OpenAI is bringing back its robotics department that was shut down in 2020. The company wants to speed up the release of AI-powered robots.
Several sources told Forbes that OpenAI is hiring research engineers to rebuild its robotics division. The new team has only been in place for about two months. A recent job posting said a new hire would be "one of the first members of the team."
OpenAI's goal is to collaborate with robotics companies, not compete with them. It wants to create technology that robot makers can incorporate into their own products. The company recently demonstrated this by working with Figure AI, a robotics startup.
Figure's robot uses an OpenAI AI multimodal model, it might be the new GPT-4o, that can process many types of data, including audio, vision, and language.
OpenAI's CEO, Sam Altman, had talked about getting back into robotics research in a podcast with Microsoft founder Bill Gates in January. According to Altman, the first attempt was premature.
OpenAI made it more concrete when Figure got its latest round of money in February.
"We've always planned to come back to robotics and we see a path with Figure to explore what humanoid robots can achieve when powered by highly capable multimodal models," said Peter Welinder, VP of Product and Partnerships at OpenAI, back then in a statement to PopSci.
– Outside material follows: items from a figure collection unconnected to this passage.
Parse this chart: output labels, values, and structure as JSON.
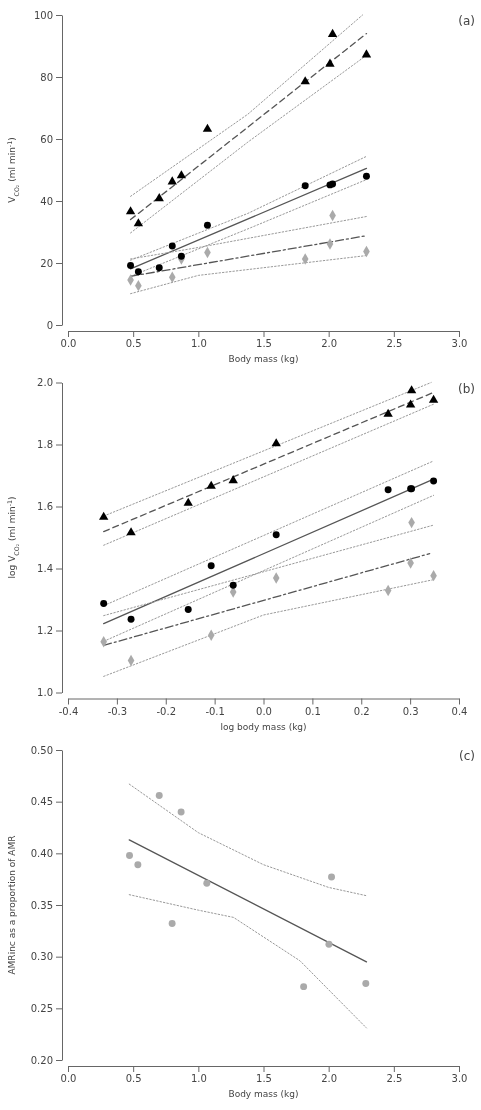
{
  "chart_data": [
    {
      "type": "scatter",
      "title": "(a)",
      "xlabel": "Body mass (kg)",
      "ylabel": "V$_{CO₂}$ (ml min$^{-1}$)",
      "xlim": [
        0,
        3
      ],
      "xticks": [
        {
          "value": 0,
          "label": "0.0"
        },
        {
          "value": 0.5,
          "label": "0.5"
        },
        {
          "value": 1,
          "label": "1.0"
        },
        {
          "value": 1.5,
          "label": "1.5"
        },
        {
          "value": 2,
          "label": "2.0"
        },
        {
          "value": 2.5,
          "label": "2.5"
        },
        {
          "value": 3,
          "label": "3.0"
        }
      ],
      "ylim": [
        0,
        100
      ],
      "yticks": [
        0,
        20,
        40,
        60,
        80,
        100
      ],
      "series": [
        {
          "type": "line",
          "color": "#999999",
          "line_style": "dotted",
          "x": [
            0.48,
            1.38,
            2.26
          ],
          "values": [
            41.5,
            68,
            100
          ]
        },
        {
          "type": "line",
          "color": "#999999",
          "line_style": "dotted",
          "x": [
            0.48,
            1.38,
            2.29
          ],
          "values": [
            29.7,
            59,
            87
          ]
        },
        {
          "type": "line",
          "color": "#555555",
          "line_style": "dashed",
          "x": [
            0.48,
            2.29
          ],
          "values": [
            34,
            94
          ]
        },
        {
          "type": "scatter",
          "color": "#000000",
          "marker": "triangle",
          "x": [
            0.48,
            0.54,
            0.7,
            0.8,
            0.87,
            1.07,
            1.82,
            2.01,
            2.03,
            2.29
          ],
          "values": [
            36.6,
            32.7,
            40.8,
            46.2,
            48.2,
            63.2,
            78.5,
            84.2,
            93.8,
            87.2
          ]
        },
        {
          "type": "line",
          "color": "#999999",
          "line_style": "dotted",
          "x": [
            0.48,
            1.38,
            2.29
          ],
          "values": [
            20.9,
            36,
            54.4
          ]
        },
        {
          "type": "line",
          "color": "#999999",
          "line_style": "dotted",
          "x": [
            0.48,
            1.38,
            2.29
          ],
          "values": [
            15.7,
            31,
            46.9
          ]
        },
        {
          "type": "line",
          "color": "#555555",
          "line_style": "solid",
          "x": [
            0.48,
            2.29
          ],
          "values": [
            18.1,
            50.5
          ]
        },
        {
          "type": "scatter",
          "color": "#000000",
          "marker": "circle",
          "x": [
            0.48,
            0.54,
            0.7,
            0.8,
            0.87,
            1.07,
            1.82,
            2.01,
            2.03,
            2.29
          ],
          "values": [
            19.2,
            17.2,
            18.5,
            25.5,
            22.2,
            32.2,
            44.9,
            45.2,
            45.5,
            48
          ]
        },
        {
          "type": "line",
          "color": "#999999",
          "line_style": "dotted",
          "x": [
            0.48,
            1.0,
            2.29
          ],
          "values": [
            21.3,
            25,
            35
          ]
        },
        {
          "type": "line",
          "color": "#999999",
          "line_style": "dotted",
          "x": [
            0.48,
            1.0,
            2.29
          ],
          "values": [
            10.1,
            16,
            22.4
          ]
        },
        {
          "type": "line",
          "color": "#555555",
          "line_style": "dashdot",
          "x": [
            0.48,
            2.29
          ],
          "values": [
            15.7,
            28.8
          ]
        },
        {
          "type": "scatter",
          "color": "#aaaaaa",
          "marker": "diamond",
          "x": [
            0.48,
            0.54,
            0.8,
            0.87,
            1.07,
            1.82,
            2.01,
            2.03,
            2.29
          ],
          "values": [
            14.5,
            12.7,
            15.4,
            21.3,
            23.4,
            21.3,
            26.1,
            35.3,
            23.7
          ]
        }
      ]
    },
    {
      "type": "scatter",
      "title": "(b)",
      "xlabel": "log body mass (kg)",
      "ylabel": "log V$_{CO₂}$ (ml min$^{-1}$)",
      "xlim": [
        -0.4,
        0.4
      ],
      "xticks": [
        {
          "value": -0.4,
          "label": "-0.4"
        },
        {
          "value": -0.3,
          "label": "-0.3"
        },
        {
          "value": -0.2,
          "label": "-0.2"
        },
        {
          "value": -0.1,
          "label": "-0.1"
        },
        {
          "value": 0,
          "label": "0.0"
        },
        {
          "value": 0.1,
          "label": "0.1"
        },
        {
          "value": 0.2,
          "label": "0.2"
        },
        {
          "value": 0.3,
          "label": "0.3"
        },
        {
          "value": 0.4,
          "label": "0.4"
        }
      ],
      "ylim": [
        1,
        2
      ],
      "yticks": [
        {
          "value": 1,
          "label": "1.0"
        },
        {
          "value": 1.2,
          "label": "1.2"
        },
        {
          "value": 1.4,
          "label": "1.4"
        },
        {
          "value": 1.6,
          "label": "1.6"
        },
        {
          "value": 1.8,
          "label": "1.8"
        },
        {
          "value": 2,
          "label": "2.0"
        }
      ],
      "series": [
        {
          "type": "line",
          "color": "#999999",
          "line_style": "dotted",
          "x": [
            -0.327,
            0.343
          ],
          "values": [
            1.569,
            2.0
          ]
        },
        {
          "type": "line",
          "color": "#999999",
          "line_style": "dotted",
          "x": [
            -0.327,
            0.348
          ],
          "values": [
            1.475,
            1.93
          ]
        },
        {
          "type": "line",
          "color": "#555555",
          "line_style": "dashed",
          "x": [
            -0.327,
            0.348
          ],
          "values": [
            1.519,
            1.968
          ]
        },
        {
          "type": "scatter",
          "color": "#000000",
          "marker": "triangle",
          "x": [
            -0.327,
            -0.271,
            -0.154,
            -0.107,
            -0.062,
            0.026,
            0.255,
            0.301,
            0.303,
            0.348
          ],
          "values": [
            1.566,
            1.516,
            1.611,
            1.666,
            1.684,
            1.803,
            1.898,
            1.928,
            1.974,
            1.943
          ]
        },
        {
          "type": "line",
          "color": "#999999",
          "line_style": "dotted",
          "x": [
            -0.327,
            0.348
          ],
          "values": [
            1.28,
            1.747
          ]
        },
        {
          "type": "line",
          "color": "#999999",
          "line_style": "dotted",
          "x": [
            -0.327,
            0.348
          ],
          "values": [
            1.165,
            1.636
          ]
        },
        {
          "type": "line",
          "color": "#555555",
          "line_style": "solid",
          "x": [
            -0.327,
            0.348
          ],
          "values": [
            1.222,
            1.688
          ]
        },
        {
          "type": "scatter",
          "color": "#000000",
          "marker": "circle",
          "x": [
            -0.327,
            -0.271,
            -0.154,
            -0.107,
            -0.062,
            0.026,
            0.255,
            0.301,
            0.303,
            0.348
          ],
          "values": [
            1.287,
            1.236,
            1.268,
            1.409,
            1.346,
            1.509,
            1.654,
            1.657,
            1.657,
            1.682
          ]
        },
        {
          "type": "line",
          "color": "#999999",
          "line_style": "dotted",
          "x": [
            -0.327,
            0.348
          ],
          "values": [
            1.248,
            1.54
          ]
        },
        {
          "type": "line",
          "color": "#999999",
          "line_style": "dotted",
          "x": [
            -0.327,
            0.0,
            0.348
          ],
          "values": [
            1.052,
            1.25,
            1.364
          ]
        },
        {
          "type": "line",
          "color": "#555555",
          "line_style": "dashdot",
          "x": [
            -0.327,
            0.34
          ],
          "values": [
            1.152,
            1.448
          ]
        },
        {
          "type": "scatter",
          "color": "#aaaaaa",
          "marker": "diamond",
          "x": [
            -0.327,
            -0.271,
            -0.107,
            -0.062,
            0.026,
            0.255,
            0.301,
            0.303,
            0.348
          ],
          "values": [
            1.164,
            1.103,
            1.185,
            1.324,
            1.369,
            1.329,
            1.418,
            1.548,
            1.377
          ]
        }
      ]
    },
    {
      "type": "scatter",
      "title": "(c)",
      "xlabel": "Body mass (kg)",
      "ylabel": "AMRinc as a proportion of AMR",
      "xlim": [
        0,
        3
      ],
      "xticks": [
        {
          "value": 0,
          "label": "0.0"
        },
        {
          "value": 0.5,
          "label": "0.5"
        },
        {
          "value": 1,
          "label": "1.0"
        },
        {
          "value": 1.5,
          "label": "1.5"
        },
        {
          "value": 2,
          "label": "2.0"
        },
        {
          "value": 2.5,
          "label": "2.5"
        },
        {
          "value": 3,
          "label": "3.0"
        }
      ],
      "ylim": [
        0.2,
        0.5
      ],
      "yticks": [
        {
          "value": 0.2,
          "label": "0.20"
        },
        {
          "value": 0.25,
          "label": "0.25"
        },
        {
          "value": 0.3,
          "label": "0.30"
        },
        {
          "value": 0.35,
          "label": "0.35"
        },
        {
          "value": 0.4,
          "label": "0.40"
        },
        {
          "value": 0.45,
          "label": "0.45"
        },
        {
          "value": 0.5,
          "label": "0.50"
        }
      ],
      "series": [
        {
          "type": "line",
          "color": "#999999",
          "line_style": "dotted",
          "x": [
            0.47,
            1.0,
            1.5,
            2.0,
            2.29
          ],
          "values": [
            0.467,
            0.42,
            0.389,
            0.367,
            0.359
          ]
        },
        {
          "type": "line",
          "color": "#999999",
          "line_style": "dotted",
          "x": [
            0.47,
            1.0,
            1.27,
            1.78,
            2.29
          ],
          "values": [
            0.36,
            0.345,
            0.338,
            0.296,
            0.231
          ]
        },
        {
          "type": "line",
          "color": "#555555",
          "line_style": "solid",
          "x": [
            0.47,
            2.29
          ],
          "values": [
            0.413,
            0.295
          ]
        },
        {
          "type": "scatter",
          "color": "#aaaaaa",
          "marker": "circle",
          "x": [
            0.472,
            0.536,
            0.7,
            0.868,
            0.799,
            1.065,
            1.808,
            2.002,
            2.022,
            2.285
          ],
          "values": [
            0.398,
            0.389,
            0.456,
            0.44,
            0.332,
            0.371,
            0.271,
            0.312,
            0.377,
            0.274
          ]
        }
      ]
    }
  ]
}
It's not yet clear whether OpenAI will manufacture its own robot parts, something it has struggled with in the past. OpenAI had stopped its own robotics research to focus on making its AI models bigger and better. At the time, co-founder Wojciech Zaremba said they also stopped because they didn't have enough data to train capable robot models.
Robotics was a big deal for OpenAI when it started. In 2019, the research team wrote a paper about how a robotic arm with neural networks learned to solve a Rubik's cube on its own.